I’ve learned a lot about knives over the last 20-ish years. That knowledge and my personal kitchen experience has helped me hone my knife collection to suit my everyday culinary needs. I’ve tried a lot of different knives in my kitchen and other chefs’ kitchens. My favorites are Zwilling/J.A. Henckels knives. For the curious out there, here’s my current blade roster.
From the Zwilling Twin Four Star collection:
- 3-inch paring knife
- 6-inch utility slicing knife
- 10-inch chef’s knife
These are the knives I chose when I needed to replace and upgrade my most frequently used blades. I love everything about them – the weight, the blade, the balance, the comfort of the handle… I could go on. Definitely the priciest knives I’ve owned in my lifetime, but worth every penny.
From the J. A. Henckels International Eversharp Pro line:
- 5-inch serrated utility knife
- 5.5-inch boning knife
- 8-inch bread knife
- 8-inch carving knife
These knives are a solid, low-maintenance value brand. I use the 5-inch utility knife almost every day – it’s a workhorse. I frequently use the 5.5-inch boning knife, but never actually for that purpose. It has a serrated edge so it’s handy for slicing rolls or for softer vegetables like tomatoes or eggplant. Do I need this one? Not really. I could easily live without it in favor of the utility knife, but it’s nice to have around. I use the bread and carving knives when needed. These knives are still sharp and in solid condition.
Speaking of honing your collection, one of the best things you can do for your knives is to keep them sharp.

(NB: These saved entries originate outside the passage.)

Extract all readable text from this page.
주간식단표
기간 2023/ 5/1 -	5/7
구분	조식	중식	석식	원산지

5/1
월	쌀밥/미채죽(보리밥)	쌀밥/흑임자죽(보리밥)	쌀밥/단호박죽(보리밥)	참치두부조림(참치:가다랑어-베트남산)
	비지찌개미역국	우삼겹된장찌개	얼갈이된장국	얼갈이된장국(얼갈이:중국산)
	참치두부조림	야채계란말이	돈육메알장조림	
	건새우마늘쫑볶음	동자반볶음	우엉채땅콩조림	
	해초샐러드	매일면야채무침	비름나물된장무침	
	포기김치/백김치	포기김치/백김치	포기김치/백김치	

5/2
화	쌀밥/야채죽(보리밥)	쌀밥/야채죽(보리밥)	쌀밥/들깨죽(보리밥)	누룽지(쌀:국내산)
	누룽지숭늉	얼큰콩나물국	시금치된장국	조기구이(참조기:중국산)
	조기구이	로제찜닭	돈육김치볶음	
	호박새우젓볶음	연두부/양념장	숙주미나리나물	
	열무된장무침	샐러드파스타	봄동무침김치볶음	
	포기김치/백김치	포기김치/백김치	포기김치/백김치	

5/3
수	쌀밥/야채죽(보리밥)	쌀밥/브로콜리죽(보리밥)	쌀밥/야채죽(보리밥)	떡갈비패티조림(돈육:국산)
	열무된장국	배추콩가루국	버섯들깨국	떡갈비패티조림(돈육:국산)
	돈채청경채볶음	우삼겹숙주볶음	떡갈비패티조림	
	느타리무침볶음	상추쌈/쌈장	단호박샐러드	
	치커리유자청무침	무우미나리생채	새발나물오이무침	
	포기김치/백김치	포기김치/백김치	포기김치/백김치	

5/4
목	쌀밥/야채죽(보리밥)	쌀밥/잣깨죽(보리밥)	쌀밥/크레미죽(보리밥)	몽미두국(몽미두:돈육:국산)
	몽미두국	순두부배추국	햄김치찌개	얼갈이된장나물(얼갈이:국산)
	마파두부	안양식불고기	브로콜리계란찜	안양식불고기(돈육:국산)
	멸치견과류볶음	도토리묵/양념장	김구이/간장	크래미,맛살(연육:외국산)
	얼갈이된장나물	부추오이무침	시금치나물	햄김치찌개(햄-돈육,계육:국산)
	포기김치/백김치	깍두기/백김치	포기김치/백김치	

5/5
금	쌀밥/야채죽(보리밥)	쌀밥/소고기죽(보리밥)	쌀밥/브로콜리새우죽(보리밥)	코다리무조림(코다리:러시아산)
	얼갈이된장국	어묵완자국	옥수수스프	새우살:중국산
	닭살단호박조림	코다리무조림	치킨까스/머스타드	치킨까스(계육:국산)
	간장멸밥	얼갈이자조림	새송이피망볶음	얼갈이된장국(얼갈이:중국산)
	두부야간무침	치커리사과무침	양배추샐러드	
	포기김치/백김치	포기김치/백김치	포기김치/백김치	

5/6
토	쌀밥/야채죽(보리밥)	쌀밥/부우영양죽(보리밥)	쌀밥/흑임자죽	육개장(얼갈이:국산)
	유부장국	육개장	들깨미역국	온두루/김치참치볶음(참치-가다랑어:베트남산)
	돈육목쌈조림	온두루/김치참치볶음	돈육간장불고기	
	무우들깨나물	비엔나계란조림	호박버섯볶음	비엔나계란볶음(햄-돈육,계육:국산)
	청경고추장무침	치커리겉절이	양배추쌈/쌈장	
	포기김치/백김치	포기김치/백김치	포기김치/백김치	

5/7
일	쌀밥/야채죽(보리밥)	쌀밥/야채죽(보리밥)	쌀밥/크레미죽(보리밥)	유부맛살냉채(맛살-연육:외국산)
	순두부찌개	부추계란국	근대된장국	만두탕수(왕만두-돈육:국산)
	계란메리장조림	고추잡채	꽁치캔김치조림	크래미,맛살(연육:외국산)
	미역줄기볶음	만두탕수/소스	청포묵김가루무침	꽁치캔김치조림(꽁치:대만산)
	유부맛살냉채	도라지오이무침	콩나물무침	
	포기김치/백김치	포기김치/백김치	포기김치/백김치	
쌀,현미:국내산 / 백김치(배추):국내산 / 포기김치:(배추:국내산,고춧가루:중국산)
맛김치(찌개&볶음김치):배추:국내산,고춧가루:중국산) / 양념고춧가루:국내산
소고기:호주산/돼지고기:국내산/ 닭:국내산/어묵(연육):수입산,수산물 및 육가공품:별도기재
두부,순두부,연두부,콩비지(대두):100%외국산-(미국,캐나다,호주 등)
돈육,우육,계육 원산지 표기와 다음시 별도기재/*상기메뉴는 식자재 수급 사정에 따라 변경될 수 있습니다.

Sharp knives make all the difference in the world when you’re cooking, and sharp knives keep you safe – dull blades are the cause of more kitchen injuries than sharp ones. There are two things you can do to keep your blades in top condition – honing and sharpening. These terms are often used interchangeably but are two different processes. Your best bet is to hone your blade often (about every 2 to 4 uses, depending on your needs) and sharpen occasionally (once or maybe twice per year).
Honing and sharpening can both be done at home if you have the right tool and know what to do. Many knife block sets come with a “sharpening steel” (most likely a honing steel rod) which you can use to hone your blade at home. For home sharpening, you’ll need a sharpening stone. The good news is that both rods and stones are relatively inexpensive. I found this article at CNET about keeping your knives sharp. It covers honing and sharpening, how-to instructions, and even a ceramic mug hack for when you have no sharpening tools available. Also check out this YouTube video from BBQGuys. Here Chef Tony offers great information about honing vs. sharpening and the tools you can use to do each.
If you’d rather leave your sharpening to the pros, many knife manufacturers will sharpen your knives for you. You will likely have to send them back to the manufacturer to have it done, so be prepared to go without your knives for a while. Also make sure to inquire about shipping costs and sharpening fees. Supermarkets, butcher shops, and hardware stores often provide knife sharpening services or host knife sharpening events. Check your local area for information.
No matter what your skill or experience level in the kitchen, the right knives can up your kitchen game as well as your level of enjoyment and satisfaction. Taking proper care of your knives will help keep them in prime condition so they serve you well for years. Before your make your next blade purchase, take some time to evaluate your needs, learn all you can about what’s out there, and get ready to take your cooking to the next level.